Using these options significantly reduces the runtime of mSWEEP in some environments (e.g. most HPC setups).
mSWEEP can be compiled with link time optimization. This can improve performance on large problems and can be enabled with
> cmake -DCMAKE_BUILD_WITH_FLTO=1 ..
The Intel C++ compiler can be enabled by compiling mSWEEP with
> cmake -DCMAKE_C_COMPILER=icc -DCMAKE_CXX_COMPILER=icpc ..
mSWEEP can be compiled with MPI support, distributing the mixture component estimation part of the program to several processes. To compile with MPI support, set your environment appropriately and build mSWEEP with the following commands:
> mkdir build
> cd build
> module load mpi/openmpi
> cmake -DCMAKE_ENABLE_MPI_SUPPORT=1 -DCMAKE_C_COMPILER=mpicc -DCMAKE_CXX_COMPILER=mpicxx ..
> make
The CMAKE_ENABLE_MPI_SUPPORT
flag configures the project accordingly.
Using mSWEEP through MPI will result in increased memory usage.
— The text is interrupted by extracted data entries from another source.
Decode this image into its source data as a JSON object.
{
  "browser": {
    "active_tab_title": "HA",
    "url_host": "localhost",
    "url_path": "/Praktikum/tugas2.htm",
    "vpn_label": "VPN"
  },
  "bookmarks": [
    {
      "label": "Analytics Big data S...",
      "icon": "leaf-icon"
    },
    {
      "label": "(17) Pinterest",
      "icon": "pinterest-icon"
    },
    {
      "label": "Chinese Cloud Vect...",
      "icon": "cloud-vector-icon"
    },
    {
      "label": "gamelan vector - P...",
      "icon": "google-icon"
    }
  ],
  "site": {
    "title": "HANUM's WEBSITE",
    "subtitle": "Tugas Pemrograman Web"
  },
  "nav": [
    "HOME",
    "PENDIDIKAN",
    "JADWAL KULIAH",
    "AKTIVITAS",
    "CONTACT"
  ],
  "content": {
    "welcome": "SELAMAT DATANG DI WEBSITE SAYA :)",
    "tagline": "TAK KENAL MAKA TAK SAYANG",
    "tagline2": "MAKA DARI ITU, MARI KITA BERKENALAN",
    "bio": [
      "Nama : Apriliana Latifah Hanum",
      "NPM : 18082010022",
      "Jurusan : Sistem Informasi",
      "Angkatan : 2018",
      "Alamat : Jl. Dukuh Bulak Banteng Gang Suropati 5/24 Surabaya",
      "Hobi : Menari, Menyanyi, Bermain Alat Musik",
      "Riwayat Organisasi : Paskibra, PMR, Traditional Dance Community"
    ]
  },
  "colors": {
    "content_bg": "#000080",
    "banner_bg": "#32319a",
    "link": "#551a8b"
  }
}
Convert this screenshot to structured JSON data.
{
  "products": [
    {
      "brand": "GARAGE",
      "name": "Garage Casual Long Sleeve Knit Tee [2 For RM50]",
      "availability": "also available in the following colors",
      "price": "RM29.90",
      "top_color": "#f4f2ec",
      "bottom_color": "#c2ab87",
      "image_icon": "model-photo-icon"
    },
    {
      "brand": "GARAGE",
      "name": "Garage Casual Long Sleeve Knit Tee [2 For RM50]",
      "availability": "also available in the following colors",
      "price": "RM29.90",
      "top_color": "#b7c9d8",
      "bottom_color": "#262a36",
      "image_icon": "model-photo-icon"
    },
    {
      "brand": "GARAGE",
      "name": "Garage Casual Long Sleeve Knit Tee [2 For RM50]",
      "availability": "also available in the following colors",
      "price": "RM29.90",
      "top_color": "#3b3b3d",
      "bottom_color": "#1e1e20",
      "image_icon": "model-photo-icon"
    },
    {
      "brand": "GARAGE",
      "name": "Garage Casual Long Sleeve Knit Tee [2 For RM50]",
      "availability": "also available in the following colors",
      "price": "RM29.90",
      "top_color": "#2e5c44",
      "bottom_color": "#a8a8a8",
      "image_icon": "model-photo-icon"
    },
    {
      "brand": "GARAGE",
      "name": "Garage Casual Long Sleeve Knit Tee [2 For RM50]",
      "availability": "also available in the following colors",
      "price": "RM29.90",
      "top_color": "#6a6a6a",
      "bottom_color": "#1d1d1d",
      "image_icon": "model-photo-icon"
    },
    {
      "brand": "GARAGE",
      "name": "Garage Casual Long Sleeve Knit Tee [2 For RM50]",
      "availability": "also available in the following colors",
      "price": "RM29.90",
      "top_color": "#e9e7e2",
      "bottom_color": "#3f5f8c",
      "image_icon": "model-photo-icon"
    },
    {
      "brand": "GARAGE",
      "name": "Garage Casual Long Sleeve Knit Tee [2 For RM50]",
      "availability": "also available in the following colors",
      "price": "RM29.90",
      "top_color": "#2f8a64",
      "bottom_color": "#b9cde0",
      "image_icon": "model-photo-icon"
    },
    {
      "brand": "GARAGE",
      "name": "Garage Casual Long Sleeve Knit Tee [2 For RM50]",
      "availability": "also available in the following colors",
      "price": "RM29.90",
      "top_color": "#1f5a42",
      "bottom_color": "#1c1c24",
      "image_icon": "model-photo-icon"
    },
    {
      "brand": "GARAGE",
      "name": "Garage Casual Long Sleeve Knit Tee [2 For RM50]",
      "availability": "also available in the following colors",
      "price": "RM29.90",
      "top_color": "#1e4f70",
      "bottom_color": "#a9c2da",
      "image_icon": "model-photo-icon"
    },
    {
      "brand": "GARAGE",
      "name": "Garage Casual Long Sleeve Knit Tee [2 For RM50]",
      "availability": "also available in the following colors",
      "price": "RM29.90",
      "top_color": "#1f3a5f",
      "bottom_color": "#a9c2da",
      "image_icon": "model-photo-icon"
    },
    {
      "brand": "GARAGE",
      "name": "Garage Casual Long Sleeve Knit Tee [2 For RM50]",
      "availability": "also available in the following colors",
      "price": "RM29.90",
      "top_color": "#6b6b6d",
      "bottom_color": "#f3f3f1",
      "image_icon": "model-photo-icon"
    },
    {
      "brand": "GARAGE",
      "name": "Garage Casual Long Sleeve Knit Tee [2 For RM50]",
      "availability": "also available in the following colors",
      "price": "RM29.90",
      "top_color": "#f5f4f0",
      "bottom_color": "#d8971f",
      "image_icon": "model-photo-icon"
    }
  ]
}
Distribute computation to 4 processes by calling mSWEEP with:
mpirun -np 4 mSWEEP --themisto-1 fwd.txt --themisto-2 rev.txt -i cluster_indicators.txt
Enable hybrid parallellization with multiple threads per process through use of the -t
flag:
mpirun -np 2 mSWEEP --themisto-1 forward_aln.gz --themisto-2 reverse_aln.gz -i cluster_indicators.txt -t 2
Hybrid parallelization might require binding the processes (refer to your HPC documentation on how to do this). The optimal configuration between ranks and threads will depend on the size and structure of your data.
When mSWEEP is called through MPI, the root process will handle all read and write operations and only the estimation part is distributed.